Year Categories 2010-2015, 2005-2010, 1965-1970 are where we find genre best appearance years.

In [None]:
genre_max_s=genre_max.groupby(['release year']).size()
genre_max_s.plot.pie(title='Max Movies made per Genre/5 Years', label='');

- 14 Genres had most appearacnes between 2010-2015

In [None]:
genre_max.loc[genre_max['release year']=='(2010.0, 2015.0]']

- 5 genres, Family, Fantasy, History and Romance Genres had their best showing between 2005-2010

In [None]:
genre_max.loc[genre_max['release year']=='(2005.0, 2010.0]']

- Western Movie Genre had it's best showing between 1965-1970

In [None]:
genre_max.loc[genre_max['release year']=='(1965.0, 1970.0]']

## Days of Week Released and Adjusted Revenue
- Friday is the most popular day for a movie to be released.
- Movies released on Wednesday have highest average adjusted revenue.

In [None]:
# Get number of films released, by day of the week.
df.groupby(['release_day']).size().plot(kind='bar', title='Number of Movies Released per Day of the Week');

In [None]:
df.groupby(['release_day'])['revenue_adj'].mean()

### Movies released on Wednesday have highest average adjusted revenue.

In [None]:
# Plot Average Adjusted Revenueper Day of Week - Movie Release
df.groupby(['release_day'])['revenue_adj'].mean().plot(kind='bar', title='Average Adjusted Revenue per Day of the Week');

### Highest Adjusted Revenue Movie

In [None]:
df.loc[df['revenue_adj'].idxmax(), ['original_title']]

## Holidays
- Most Holidays a movie was released land on Monday
- Highest Adjusted Revenue Holiday-days are Tuesdays

In [None]:
# Display Days of Week totlals, if it's a Holiday
holiday=df[df['holiday']==True]
holiday.groupby(['release_day']).size().plot(kind='bar', title='Holiday count by Week day');

In [None]:
# Determine Ave Revenue Generated on Holidays
holiday.groupby(['release_day'])['revenue_adj'].mean()

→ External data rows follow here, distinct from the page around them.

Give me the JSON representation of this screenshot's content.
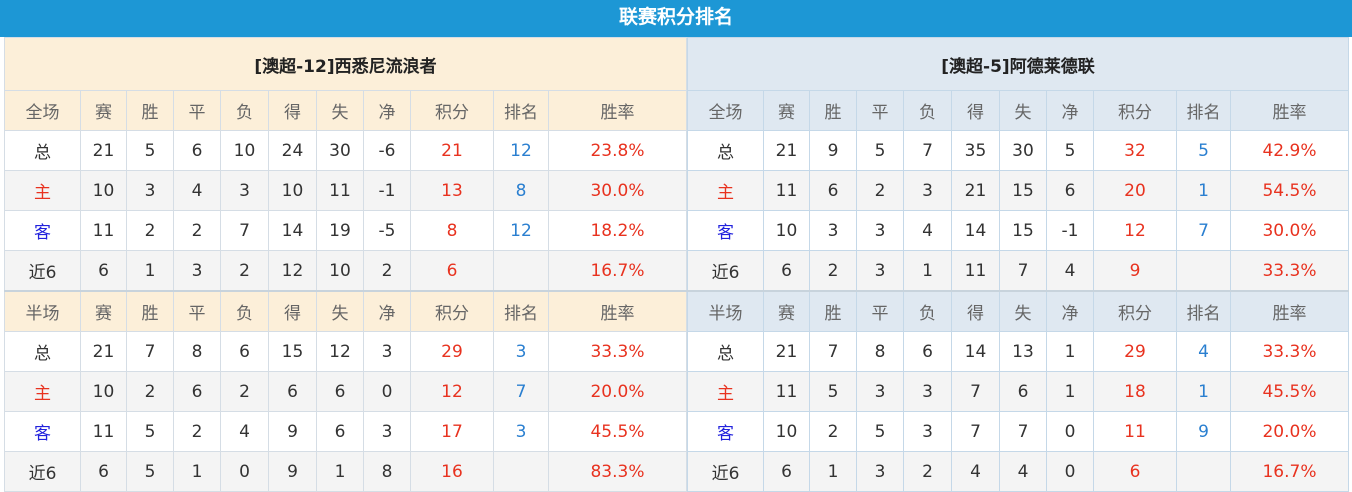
{
  "title": "联赛积分排名",
  "headers": {
    "full": "全场",
    "half": "半场",
    "cols": [
      "赛",
      "胜",
      "平",
      "负",
      "得",
      "失",
      "净",
      "积分",
      "排名",
      "胜率"
    ]
  },
  "colors": {
    "title_bar": "#1d97d5",
    "points": "#e8321f",
    "rank": "#2a7fd0",
    "home": "#e8321f",
    "away": "#2222dd"
  },
  "teams": [
    {
      "name": "[澳超-12]西悉尼流浪者",
      "full": [
        [
          "总",
          "21",
          "5",
          "6",
          "10",
          "24",
          "30",
          "-6",
          "21",
          "12",
          "23.8%"
        ],
        [
          "主",
          "10",
          "3",
          "4",
          "3",
          "10",
          "11",
          "-1",
          "13",
          "8",
          "30.0%"
        ],
        [
          "客",
          "11",
          "2",
          "2",
          "7",
          "14",
          "19",
          "-5",
          "8",
          "12",
          "18.2%"
        ],
        [
          "近6",
          "6",
          "1",
          "3",
          "2",
          "12",
          "10",
          "2",
          "6",
          "",
          "16.7%"
        ]
      ],
      "half": [
        [
          "总",
          "21",
          "7",
          "8",
          "6",
          "15",
          "12",
          "3",
          "29",
          "3",
          "33.3%"
        ],
        [
          "主",
          "10",
          "2",
          "6",
          "2",
          "6",
          "6",
          "0",
          "12",
          "7",
          "20.0%"
        ],
        [
          "客",
          "11",
          "5",
          "2",
          "4",
          "9",
          "6",
          "3",
          "17",
          "3",
          "45.5%"
        ],
        [
          "近6",
          "6",
          "5",
          "1",
          "0",
          "9",
          "1",
          "8",
          "16",
          "",
          "83.3%"
        ]
      ]
    },
    {
      "name": "[澳超-5]阿德莱德联",
      "full": [
        [
          "总",
          "21",
          "9",
          "5",
          "7",
          "35",
          "30",
          "5",
          "32",
          "5",
          "42.9%"
        ],
        [
          "主",
          "11",
          "6",
          "2",
          "3",
          "21",
          "15",
          "6",
          "20",
          "1",
          "54.5%"
        ],
        [
          "客",
          "10",
          "3",
          "3",
          "4",
          "14",
          "15",
          "-1",
          "12",
          "7",
          "30.0%"
        ],
        [
          "近6",
          "6",
          "2",
          "3",
          "1",
          "11",
          "7",
          "4",
          "9",
          "",
          "33.3%"
        ]
      ],
      "half": [
        [
          "总",
          "21",
          "7",
          "8",
          "6",
          "14",
          "13",
          "1",
          "29",
          "4",
          "33.3%"
        ],
        [
          "主",
          "11",
          "5",
          "3",
          "3",
          "7",
          "6",
          "1",
          "18",
          "1",
          "45.5%"
        ],
        [
          "客",
          "10",
          "2",
          "5",
          "3",
          "7",
          "7",
          "0",
          "11",
          "9",
          "20.0%"
        ],
        [
          "近6",
          "6",
          "1",
          "3",
          "2",
          "4",
          "4",
          "0",
          "6",
          "",
          "16.7%"
        ]
      ]
    }
  ]
}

### Highest Adjusted Revenue Holiday-days are Tuesdays

In [None]:
holiday.groupby(['release_day'])['revenue_adj'].mean().plot(kind='bar', title='Holiday Release Day Average Adjusted Revenue');

### Conclusion
- Most Films were released during the 2010-2015 years for this dataset.
- Year Categories 2010-2015, 2005-2010, 1965-1970 are where we find genre best appearance years.
- Western movies had the highest showing during 1965-9170
- Drama was the most common type of genre film made in all year categories except for 1985-1990, which was Comedy. 
- Friday is the most common day of the week that a movie is released 
- Movies generate more revenue if they are released on a Wednesday, according to this dataset.
- Avatar was the highest Adjusted Revenue for this movie dataset.

Limitations:
- Even though I made some functions to deal with the categories within categories for genres, it was difficult.
- Because some columns had multiple categories within one category, I decided to focus on genres.
- Some columns, cast, keywords, homepage, etc...had quite a bit of missing data, so I chose to not include it in the analysis.
- I imagine revenue is skewed due to some movies showing zero dollars.
- Changing the release date to datetime was challenging, splitting the columns, adding zeros and putting it all back together again.

Final Thoughts:
- I was surprised that the most common movie genre is Drama
- Movies released on Wednesday have highest average adjusted revenue was surprising too.
- I enjoy data collection, data cleaning, wrangling and validation.
- I would like to learn more about working with schemas.
- I enjoy working with categorical data, and is why I chose the movie dataset.